Jim Whitney Economics 250

Friday, April 12, 2013

 

Oligopoly conduct: Example 2 Kinked demand theory

The diagram to the right depicts Penn's sales of tennis balls. Penn currently produces and prices at point a:
    Output = 8
    Price = 2.40

Penn realizes that its demand is (select "more" or "less") ________ elastic if it changes its price and its rivals do not change their price at the same time. As a result, choosing between D1 and D2 in the diagram to the right, Penn's demand
    = ______ if only Penn changes its price
    = ______ if Penn and its rivals change their price together

Suppose that Penn assumes:
    a. if it raises its price, its rivals will NOT change their price, and
    b. if it lowers its price, its rivals WILL also lower their price.
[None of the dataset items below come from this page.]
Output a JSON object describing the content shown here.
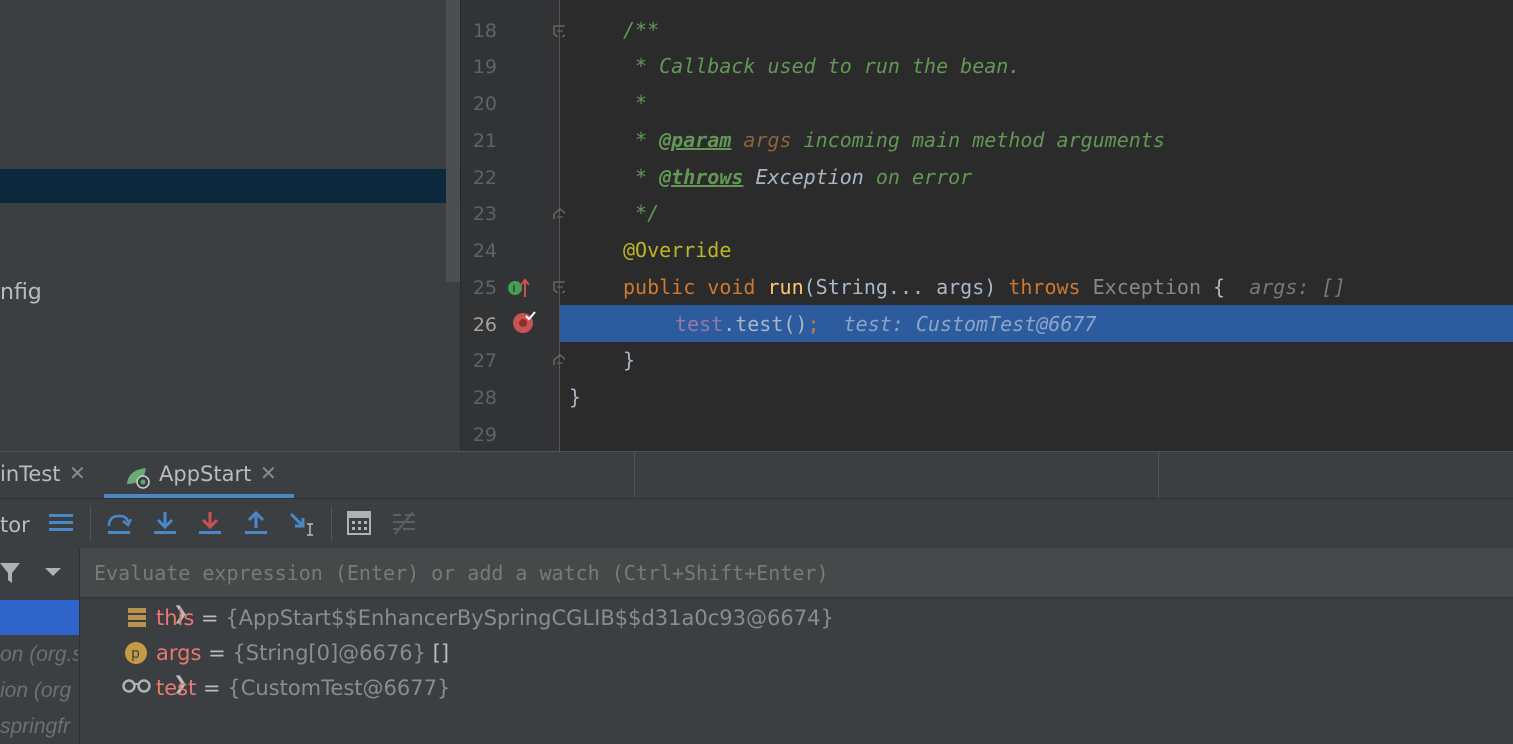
{
  "project_panel": {
    "item_label": "nfig"
  },
  "editor": {
    "lines": [
      {
        "n": "18",
        "text": "/**"
      },
      {
        "n": "19",
        "text": " * Callback used to run the bean."
      },
      {
        "n": "20",
        "text": " *"
      },
      {
        "n": "21",
        "tag": "@param",
        "param": "args",
        "rest": "incoming main method arguments"
      },
      {
        "n": "22",
        "tag": "@throws",
        "type": "Exception",
        "rest": "on error"
      },
      {
        "n": "23",
        "text": " */"
      },
      {
        "n": "24",
        "annotation": "@Override"
      },
      {
        "n": "25",
        "kw1": "public",
        "kw2": "void",
        "fn": "run",
        "params": "(String... args) ",
        "kw3": "throws",
        "ex": "Exception",
        "brace": " {",
        "hint": "args: []"
      },
      {
        "n": "26",
        "field": "test",
        "call": ".test()",
        "semi": ";",
        "hint": "test: CustomTest@6677"
      },
      {
        "n": "27",
        "text": "}"
      },
      {
        "n": "28",
        "text": "}"
      },
      {
        "n": "29",
        "text": ""
      }
    ]
  },
  "debug": {
    "tabs": [
      {
        "label": "inTest",
        "close": "✕"
      },
      {
        "label": "AppStart",
        "close": "✕"
      }
    ],
    "toolbar_left_label": "tor",
    "evaluate_placeholder": "Evaluate expression (Enter) or add a watch (Ctrl+Shift+Enter)",
    "frames": [
      "on (org.s",
      "ion (org",
      "springfr"
    ],
    "variables": [
      {
        "name": "this",
        "eq": "=",
        "value": "{AppStart$$EnhancerBySpringCGLIB$$d31a0c93@6674}",
        "icon": "field-icon",
        "expandable": true
      },
      {
        "name": "args",
        "eq": "=",
        "value": "{String[0]@6676}",
        "extra": "[]",
        "icon": "parameter-icon",
        "icon_letter": "p",
        "expandable": false
      },
      {
        "name": "test",
        "eq": "=",
        "value": "{CustomTest@6677}",
        "icon": "watch-icon",
        "expandable": true
      }
    ],
    "colors": {
      "accent": "#4a88c7",
      "exec_line": "#2d5c9e",
      "breakpoint": "#c75450"
    }
  }
}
    1. Indicate Penn's perceived demand curve if Penn raises its price. Indicate also Penn's corresponding marginal revenue curve.
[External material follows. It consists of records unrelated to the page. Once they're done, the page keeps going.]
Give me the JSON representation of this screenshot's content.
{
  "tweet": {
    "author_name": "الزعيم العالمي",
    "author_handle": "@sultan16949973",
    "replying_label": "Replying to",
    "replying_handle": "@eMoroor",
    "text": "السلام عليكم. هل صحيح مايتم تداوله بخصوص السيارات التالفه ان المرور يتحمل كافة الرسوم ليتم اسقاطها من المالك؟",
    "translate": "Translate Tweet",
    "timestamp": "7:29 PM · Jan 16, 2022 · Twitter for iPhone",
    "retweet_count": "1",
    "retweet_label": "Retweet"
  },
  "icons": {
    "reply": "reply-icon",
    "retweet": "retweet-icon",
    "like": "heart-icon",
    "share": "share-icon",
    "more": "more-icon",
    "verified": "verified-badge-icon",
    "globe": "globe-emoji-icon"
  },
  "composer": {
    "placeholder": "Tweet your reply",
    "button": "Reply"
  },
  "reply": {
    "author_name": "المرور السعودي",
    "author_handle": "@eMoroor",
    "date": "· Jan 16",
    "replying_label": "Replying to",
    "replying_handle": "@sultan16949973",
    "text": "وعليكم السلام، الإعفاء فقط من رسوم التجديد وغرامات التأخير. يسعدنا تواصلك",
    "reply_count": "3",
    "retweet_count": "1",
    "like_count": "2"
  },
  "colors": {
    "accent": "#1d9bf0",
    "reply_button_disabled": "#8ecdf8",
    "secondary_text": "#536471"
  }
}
    2. Indicate Penn's perceived demand curve if Penn lowers its price. Again, indicate Penn's corresponding marginal revenue curve.

    3. For future reference, link together your two marginal revenue segments.

    4. Complete the following table of Penn's profit-maximizing quantity and expected price for each of the following constant cost marginal cost curves:

 Case Marginal 
cost
Penn's profit-maximizing...
Quantity Price
1 $.80 8 $2.40
2 1.20    
3 1.60    
4 2.00    
5 0.40    

    5. Note: D1 and D2 both cross at point a, Penn's current output and price combination. Is it just coincidence that MR1 and MR2 also cross at Penn's current price of $2.40? Why or why not?